Mons-Centre Le directeur général lui a envoyé un courrier lui rappelant que ses visites au sein de l’administration communales devaient être encadrées et "passives"

Lens, ses paysages bucoliques, ses rues accueillantes et sa vie politique tumultueuse. On le sait, le climat au sein des élus locaux est plus qu’orageux. Le courrier qu’a récemment reçu la conseillère communale Isabelle Galant, ancienne bourgmestre déchue de son titre lors du reversement de la majorité n’apaisera certainement pas la situation déjà explosive. "J’ai le sentiment qu’à Lens, nous entrons dans un régime dictatorial" , confie-t-elle.

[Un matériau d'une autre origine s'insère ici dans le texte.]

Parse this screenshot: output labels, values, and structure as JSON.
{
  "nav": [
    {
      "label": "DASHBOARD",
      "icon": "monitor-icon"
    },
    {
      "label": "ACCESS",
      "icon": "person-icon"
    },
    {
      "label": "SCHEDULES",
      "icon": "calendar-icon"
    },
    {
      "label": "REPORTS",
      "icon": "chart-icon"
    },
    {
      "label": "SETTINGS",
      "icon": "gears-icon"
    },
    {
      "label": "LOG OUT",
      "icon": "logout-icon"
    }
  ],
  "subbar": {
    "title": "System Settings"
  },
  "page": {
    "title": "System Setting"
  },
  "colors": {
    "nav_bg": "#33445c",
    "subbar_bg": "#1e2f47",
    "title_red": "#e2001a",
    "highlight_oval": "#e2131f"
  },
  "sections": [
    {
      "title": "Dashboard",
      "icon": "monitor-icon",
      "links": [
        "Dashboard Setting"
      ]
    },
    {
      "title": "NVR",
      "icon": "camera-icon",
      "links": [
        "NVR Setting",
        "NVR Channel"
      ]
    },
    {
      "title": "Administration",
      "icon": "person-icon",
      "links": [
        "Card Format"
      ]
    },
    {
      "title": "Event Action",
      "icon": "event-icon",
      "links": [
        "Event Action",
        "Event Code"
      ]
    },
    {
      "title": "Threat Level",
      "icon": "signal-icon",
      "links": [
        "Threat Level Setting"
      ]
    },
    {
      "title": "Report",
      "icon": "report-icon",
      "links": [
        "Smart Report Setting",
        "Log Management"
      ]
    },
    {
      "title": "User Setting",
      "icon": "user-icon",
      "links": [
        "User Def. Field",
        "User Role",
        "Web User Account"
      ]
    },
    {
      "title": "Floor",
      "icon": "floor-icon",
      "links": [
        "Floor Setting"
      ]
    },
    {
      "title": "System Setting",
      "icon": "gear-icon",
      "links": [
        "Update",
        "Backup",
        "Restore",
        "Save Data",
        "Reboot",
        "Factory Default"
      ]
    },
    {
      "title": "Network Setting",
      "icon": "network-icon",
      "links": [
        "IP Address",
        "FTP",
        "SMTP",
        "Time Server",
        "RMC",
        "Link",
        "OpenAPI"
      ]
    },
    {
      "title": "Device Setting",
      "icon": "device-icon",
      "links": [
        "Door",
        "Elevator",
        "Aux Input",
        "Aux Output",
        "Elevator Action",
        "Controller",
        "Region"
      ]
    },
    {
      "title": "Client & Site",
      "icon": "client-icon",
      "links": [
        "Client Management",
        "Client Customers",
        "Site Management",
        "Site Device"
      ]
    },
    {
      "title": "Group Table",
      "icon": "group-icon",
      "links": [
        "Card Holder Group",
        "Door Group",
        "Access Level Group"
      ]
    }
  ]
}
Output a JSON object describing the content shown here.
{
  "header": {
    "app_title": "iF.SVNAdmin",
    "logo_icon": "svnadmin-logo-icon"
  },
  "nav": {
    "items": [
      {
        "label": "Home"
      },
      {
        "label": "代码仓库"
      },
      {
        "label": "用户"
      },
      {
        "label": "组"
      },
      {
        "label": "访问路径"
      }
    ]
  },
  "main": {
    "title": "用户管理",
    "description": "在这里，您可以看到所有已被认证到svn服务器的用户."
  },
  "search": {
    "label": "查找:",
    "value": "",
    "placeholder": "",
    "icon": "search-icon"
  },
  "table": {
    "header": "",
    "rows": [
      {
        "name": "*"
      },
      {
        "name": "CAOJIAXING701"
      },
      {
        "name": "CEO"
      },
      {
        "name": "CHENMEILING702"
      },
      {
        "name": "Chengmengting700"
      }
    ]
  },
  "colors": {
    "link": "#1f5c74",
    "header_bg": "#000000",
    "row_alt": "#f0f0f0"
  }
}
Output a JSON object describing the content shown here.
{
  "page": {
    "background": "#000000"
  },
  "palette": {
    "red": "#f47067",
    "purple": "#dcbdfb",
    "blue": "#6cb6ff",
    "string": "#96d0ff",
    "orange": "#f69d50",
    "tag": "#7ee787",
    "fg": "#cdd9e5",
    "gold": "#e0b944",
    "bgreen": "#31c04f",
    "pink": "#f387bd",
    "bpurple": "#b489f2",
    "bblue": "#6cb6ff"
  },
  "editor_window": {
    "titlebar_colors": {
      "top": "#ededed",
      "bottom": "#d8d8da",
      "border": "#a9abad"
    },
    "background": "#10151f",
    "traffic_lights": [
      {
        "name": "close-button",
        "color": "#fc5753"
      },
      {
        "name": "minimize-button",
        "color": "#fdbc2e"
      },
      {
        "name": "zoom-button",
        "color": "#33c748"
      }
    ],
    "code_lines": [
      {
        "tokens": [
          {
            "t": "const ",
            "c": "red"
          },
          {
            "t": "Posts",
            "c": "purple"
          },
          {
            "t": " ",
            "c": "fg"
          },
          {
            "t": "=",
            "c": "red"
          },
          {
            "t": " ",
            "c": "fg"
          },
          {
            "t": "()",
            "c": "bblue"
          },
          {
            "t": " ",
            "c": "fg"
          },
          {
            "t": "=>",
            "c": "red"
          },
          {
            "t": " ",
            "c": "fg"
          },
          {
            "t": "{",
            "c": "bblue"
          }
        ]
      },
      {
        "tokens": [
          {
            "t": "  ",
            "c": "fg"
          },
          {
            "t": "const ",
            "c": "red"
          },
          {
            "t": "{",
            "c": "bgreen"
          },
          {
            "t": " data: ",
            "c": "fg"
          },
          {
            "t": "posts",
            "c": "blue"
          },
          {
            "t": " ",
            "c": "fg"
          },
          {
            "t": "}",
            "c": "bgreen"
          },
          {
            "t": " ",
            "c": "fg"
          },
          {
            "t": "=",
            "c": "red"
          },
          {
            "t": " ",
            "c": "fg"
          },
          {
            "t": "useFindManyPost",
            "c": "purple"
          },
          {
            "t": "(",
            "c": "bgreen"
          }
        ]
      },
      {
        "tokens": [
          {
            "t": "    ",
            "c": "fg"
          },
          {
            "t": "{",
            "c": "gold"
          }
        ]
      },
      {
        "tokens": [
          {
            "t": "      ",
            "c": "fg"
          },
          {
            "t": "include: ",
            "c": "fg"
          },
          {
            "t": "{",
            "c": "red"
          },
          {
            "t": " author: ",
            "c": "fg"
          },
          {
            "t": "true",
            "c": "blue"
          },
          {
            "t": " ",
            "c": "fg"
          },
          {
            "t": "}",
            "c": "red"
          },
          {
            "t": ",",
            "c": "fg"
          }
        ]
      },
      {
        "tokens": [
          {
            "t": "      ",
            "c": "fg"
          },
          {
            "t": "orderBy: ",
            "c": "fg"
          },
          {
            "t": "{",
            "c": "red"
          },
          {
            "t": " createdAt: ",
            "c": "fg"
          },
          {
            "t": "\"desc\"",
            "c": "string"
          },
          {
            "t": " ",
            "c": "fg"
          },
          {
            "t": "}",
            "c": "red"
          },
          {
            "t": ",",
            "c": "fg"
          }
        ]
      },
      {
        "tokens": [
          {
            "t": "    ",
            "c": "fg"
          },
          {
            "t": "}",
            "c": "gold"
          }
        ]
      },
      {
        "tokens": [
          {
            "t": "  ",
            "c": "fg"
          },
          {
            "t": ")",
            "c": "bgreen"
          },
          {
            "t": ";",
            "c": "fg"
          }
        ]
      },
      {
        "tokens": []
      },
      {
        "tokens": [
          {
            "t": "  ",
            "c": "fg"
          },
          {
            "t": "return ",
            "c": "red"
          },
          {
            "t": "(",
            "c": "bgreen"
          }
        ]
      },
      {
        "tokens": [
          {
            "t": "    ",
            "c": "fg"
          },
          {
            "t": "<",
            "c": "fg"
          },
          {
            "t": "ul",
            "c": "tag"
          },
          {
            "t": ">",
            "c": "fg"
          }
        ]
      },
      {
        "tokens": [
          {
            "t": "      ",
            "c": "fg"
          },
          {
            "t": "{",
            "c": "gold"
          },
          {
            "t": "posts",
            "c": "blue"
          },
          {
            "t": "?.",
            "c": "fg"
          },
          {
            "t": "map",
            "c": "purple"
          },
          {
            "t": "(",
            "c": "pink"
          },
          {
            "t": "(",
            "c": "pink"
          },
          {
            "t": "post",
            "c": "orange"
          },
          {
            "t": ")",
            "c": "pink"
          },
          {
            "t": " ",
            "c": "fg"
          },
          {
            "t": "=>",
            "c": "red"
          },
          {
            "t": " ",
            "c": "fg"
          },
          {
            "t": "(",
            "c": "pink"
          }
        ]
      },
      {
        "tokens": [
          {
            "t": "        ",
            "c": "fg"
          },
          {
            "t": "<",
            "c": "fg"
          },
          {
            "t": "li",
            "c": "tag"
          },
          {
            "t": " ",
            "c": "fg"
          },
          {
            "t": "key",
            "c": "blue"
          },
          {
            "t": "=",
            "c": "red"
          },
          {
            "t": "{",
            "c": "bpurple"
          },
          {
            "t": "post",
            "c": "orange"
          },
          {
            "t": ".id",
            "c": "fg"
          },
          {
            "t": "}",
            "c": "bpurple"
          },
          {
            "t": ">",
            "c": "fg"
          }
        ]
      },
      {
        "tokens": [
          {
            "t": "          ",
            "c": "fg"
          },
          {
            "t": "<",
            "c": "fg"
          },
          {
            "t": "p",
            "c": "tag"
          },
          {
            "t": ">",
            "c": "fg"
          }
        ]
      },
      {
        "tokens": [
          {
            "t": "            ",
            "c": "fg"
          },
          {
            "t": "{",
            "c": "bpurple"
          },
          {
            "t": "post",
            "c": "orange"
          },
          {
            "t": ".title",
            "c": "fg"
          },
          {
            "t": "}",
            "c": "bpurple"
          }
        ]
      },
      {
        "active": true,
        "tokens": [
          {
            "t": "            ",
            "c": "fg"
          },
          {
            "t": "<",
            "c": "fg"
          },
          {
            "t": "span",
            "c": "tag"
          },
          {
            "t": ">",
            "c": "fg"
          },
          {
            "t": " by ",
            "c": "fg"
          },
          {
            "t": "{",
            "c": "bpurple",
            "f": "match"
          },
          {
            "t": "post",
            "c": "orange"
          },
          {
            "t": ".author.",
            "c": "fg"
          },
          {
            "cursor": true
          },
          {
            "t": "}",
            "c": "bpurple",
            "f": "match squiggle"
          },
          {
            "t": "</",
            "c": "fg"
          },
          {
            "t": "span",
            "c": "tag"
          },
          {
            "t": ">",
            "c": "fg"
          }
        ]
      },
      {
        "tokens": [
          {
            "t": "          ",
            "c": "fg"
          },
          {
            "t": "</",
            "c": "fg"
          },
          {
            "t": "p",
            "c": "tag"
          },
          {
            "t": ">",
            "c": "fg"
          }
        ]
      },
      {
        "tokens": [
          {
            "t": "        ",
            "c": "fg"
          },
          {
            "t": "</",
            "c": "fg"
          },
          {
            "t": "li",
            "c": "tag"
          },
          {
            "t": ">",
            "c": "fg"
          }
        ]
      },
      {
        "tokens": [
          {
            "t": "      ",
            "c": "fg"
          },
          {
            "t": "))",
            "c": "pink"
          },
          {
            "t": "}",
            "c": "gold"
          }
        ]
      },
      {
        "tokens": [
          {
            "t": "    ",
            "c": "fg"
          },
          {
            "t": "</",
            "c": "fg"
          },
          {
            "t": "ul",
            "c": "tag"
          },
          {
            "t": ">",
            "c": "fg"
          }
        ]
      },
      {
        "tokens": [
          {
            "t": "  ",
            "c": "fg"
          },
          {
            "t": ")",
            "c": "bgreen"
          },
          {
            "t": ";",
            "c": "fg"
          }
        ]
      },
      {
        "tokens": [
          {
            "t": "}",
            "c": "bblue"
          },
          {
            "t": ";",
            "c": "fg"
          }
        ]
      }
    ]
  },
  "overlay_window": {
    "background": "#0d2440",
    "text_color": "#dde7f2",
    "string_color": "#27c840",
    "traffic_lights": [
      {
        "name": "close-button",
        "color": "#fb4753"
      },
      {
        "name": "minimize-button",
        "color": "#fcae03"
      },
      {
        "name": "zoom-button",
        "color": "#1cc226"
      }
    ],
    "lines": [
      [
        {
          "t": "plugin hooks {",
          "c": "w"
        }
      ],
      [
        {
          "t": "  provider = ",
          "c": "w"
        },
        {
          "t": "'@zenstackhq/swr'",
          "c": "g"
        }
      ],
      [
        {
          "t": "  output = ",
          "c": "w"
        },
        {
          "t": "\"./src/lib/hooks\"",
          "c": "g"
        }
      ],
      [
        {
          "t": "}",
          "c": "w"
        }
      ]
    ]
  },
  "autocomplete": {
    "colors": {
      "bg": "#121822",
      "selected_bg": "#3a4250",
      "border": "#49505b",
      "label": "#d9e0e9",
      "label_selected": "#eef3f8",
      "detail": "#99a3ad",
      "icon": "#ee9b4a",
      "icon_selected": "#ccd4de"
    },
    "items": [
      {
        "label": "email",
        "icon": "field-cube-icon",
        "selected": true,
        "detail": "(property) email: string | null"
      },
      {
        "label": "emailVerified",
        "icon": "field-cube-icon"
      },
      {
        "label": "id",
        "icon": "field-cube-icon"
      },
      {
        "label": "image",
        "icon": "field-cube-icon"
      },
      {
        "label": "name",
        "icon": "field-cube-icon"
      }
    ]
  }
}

Le courrier, que les autres conseillers communaux siégeant dans l’opposition ont également reçu, rappelle les articles 78 et 79 du règlement d’ordre intérieur du conseil communal lensois. Concrètement, il est reproché à certains élus de l’opposition, et particulièrement à Isabelle Galant de se rendre dans les bureaux de l’administration communale.

Le courrier fait aussi état d’une attitude passive à adopter lors des visites, qui doivent être programmées sur rendez-vous et accompagnées d’un membre du collège communal. "Quand je m’y rends pour y rencontrer le Directeur général ou pour des démarches privées, j’ai l’habitude de faire le tour des bureaux et de dire bonjour aux membres du personnel. Je rappelle que j’ai été bourgmestre pendant plus de deux ans. Apparemment cela dérange, bien que cela soit occasionnel."

Il n’en fallait pas plus pour littéralement mettre le feu aux poudres. "Je rappelle que nous sommes dans une commune rurale, l’importance a toujours été mise sur les relations humaines. Quand j’étais bourgmestre, M. Moyart venait tous les jours et faisait le tour de tous les bureaux pour dire bonjour. Je rappelle que nous ne sommes pas à Mons, le personnel administratif compte en effet 9 personnes à Lens."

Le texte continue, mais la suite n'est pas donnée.